O recém-criado ILMAI, Instituto de Mediação e Arbitragem Internacional, realiza de 10 a 14 de outubro em Lisboa o primeiro curso de formação em mediação e arbitragem. Os formandos provêm de todos os países da CPLP, conforme o objetivo do ILMAI.

Lisboa, 10 de outubro de 2011

Resolver conflitos em Português

O recém-criado ILMAI, Instituto de Mediação e Arbitragem Internacional, realiza de 10 a 14 de outubro em Lisboa o primeiro curso de formação em mediação e arbitragem. Os formandos provêm de todos os países da CPLP, conforme o objetivo do ILMAI.

Com o objetivo de implementar a resolução alternativa de conflitos nos países da CPLP, o ILMAI vê a chave de sucesso na formação de quadros. «As estruturas já existem, em todos os países há centros para mediação e arbitragem. No entanto, faltam quadros», explica Fernando Tonim, presidente do ILMAI e representante da UIA para os países africanos de língua portuguesa. O advogado sublinha que os cursos contam com certificação da Universidade Internacional da Flórida.

O ILMAI visa formar licenciados, como advogados, coaches e gestores, na arte de derimir conflitos de uma forma absolutamente confidencial e muito mais célere do que nos tribunais tradicionais – eis as vantagens da chamada justiça alternativa. «É crucial para o desenvolvimento nos países da CPLP oferecer aos investidores meios alternativos para prevenir e resolver conflitos. Estes meios dão-lhes segurança e contribuem para o desenvolvimento mais rápido e eficaz de um negócio e da sua manutenção e expansão», frisa Fernando Tonim.

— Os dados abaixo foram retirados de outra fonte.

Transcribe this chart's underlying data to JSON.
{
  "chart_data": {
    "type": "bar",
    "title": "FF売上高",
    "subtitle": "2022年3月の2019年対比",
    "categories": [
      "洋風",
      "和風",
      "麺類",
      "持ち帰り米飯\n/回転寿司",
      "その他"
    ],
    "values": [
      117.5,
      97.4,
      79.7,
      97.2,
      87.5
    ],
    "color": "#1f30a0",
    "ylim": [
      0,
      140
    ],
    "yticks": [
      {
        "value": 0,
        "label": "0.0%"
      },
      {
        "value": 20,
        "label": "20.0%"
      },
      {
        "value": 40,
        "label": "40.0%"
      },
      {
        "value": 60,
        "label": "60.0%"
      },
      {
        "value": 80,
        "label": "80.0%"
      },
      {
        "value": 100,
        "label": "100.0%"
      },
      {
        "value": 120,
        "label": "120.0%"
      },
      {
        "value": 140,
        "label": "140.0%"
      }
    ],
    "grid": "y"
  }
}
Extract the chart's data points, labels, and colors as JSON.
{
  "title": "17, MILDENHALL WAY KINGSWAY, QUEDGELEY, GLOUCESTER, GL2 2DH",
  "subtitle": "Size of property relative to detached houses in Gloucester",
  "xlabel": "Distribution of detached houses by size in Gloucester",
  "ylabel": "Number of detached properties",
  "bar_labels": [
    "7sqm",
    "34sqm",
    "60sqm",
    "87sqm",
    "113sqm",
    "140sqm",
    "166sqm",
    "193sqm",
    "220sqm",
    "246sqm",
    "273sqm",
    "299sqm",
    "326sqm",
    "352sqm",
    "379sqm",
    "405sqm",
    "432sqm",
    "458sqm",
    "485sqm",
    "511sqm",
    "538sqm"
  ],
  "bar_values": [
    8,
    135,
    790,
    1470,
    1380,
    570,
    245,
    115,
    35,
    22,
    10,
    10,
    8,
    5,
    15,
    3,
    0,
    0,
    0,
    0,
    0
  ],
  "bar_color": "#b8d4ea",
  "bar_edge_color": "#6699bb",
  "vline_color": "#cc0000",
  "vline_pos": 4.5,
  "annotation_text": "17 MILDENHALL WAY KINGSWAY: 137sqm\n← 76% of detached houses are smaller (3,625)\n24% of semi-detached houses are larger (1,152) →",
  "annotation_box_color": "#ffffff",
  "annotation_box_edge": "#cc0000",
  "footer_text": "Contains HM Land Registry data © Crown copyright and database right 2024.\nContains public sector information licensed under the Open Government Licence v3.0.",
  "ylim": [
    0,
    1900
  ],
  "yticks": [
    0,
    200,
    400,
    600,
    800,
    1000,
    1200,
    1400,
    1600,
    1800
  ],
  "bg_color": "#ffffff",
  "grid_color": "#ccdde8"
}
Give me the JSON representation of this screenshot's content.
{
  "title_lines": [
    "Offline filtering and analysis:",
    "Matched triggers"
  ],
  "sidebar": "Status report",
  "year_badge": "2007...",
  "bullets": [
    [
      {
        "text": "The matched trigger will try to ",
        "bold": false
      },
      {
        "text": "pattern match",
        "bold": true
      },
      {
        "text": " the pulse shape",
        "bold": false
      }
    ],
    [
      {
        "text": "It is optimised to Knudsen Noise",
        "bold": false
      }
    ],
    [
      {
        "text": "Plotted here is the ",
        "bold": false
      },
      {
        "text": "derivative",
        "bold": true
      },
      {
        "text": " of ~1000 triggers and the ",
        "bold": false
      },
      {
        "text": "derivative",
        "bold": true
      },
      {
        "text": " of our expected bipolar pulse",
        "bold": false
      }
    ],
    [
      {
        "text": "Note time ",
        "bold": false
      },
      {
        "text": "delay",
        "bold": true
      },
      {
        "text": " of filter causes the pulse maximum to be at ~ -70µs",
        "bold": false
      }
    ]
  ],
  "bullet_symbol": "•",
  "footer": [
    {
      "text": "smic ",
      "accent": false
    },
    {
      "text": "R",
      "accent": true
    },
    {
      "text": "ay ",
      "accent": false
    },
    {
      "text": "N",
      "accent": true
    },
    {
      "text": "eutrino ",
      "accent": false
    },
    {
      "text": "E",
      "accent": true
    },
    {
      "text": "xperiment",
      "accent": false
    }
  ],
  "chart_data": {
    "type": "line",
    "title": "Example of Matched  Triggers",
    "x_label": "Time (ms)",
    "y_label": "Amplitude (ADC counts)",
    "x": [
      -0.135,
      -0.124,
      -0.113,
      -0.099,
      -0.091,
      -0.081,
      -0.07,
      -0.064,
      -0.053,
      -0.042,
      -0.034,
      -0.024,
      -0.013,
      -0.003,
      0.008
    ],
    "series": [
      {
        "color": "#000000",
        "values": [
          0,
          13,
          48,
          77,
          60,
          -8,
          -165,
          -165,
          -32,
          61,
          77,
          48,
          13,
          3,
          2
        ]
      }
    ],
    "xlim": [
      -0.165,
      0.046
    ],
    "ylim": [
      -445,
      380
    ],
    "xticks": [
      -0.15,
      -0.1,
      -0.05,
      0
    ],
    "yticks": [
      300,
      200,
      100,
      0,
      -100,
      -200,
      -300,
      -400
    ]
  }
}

Inaugurado em Abril 2011, o ILMAI conta com parceiros fortes nos objetivos de formar e promover a mediação em português a nível da CPLP. Assinou protocolos com o GRAL, AIP-CCI, ISCP e a Universidade Autónoma. O ILMAI está empenhado em contribuir para a criação de um Tribunal Arbitral da CPLP até 2013 e na harmonização das leis de arbitragem entre os países da CPLP.  «O nosso património comum é a língua portuguesa, é uma grande ferramenta na justiça alternativa que consegue resolver conflitos de forma mais direta, rápida e confidencial», salienta Fernando Tonim.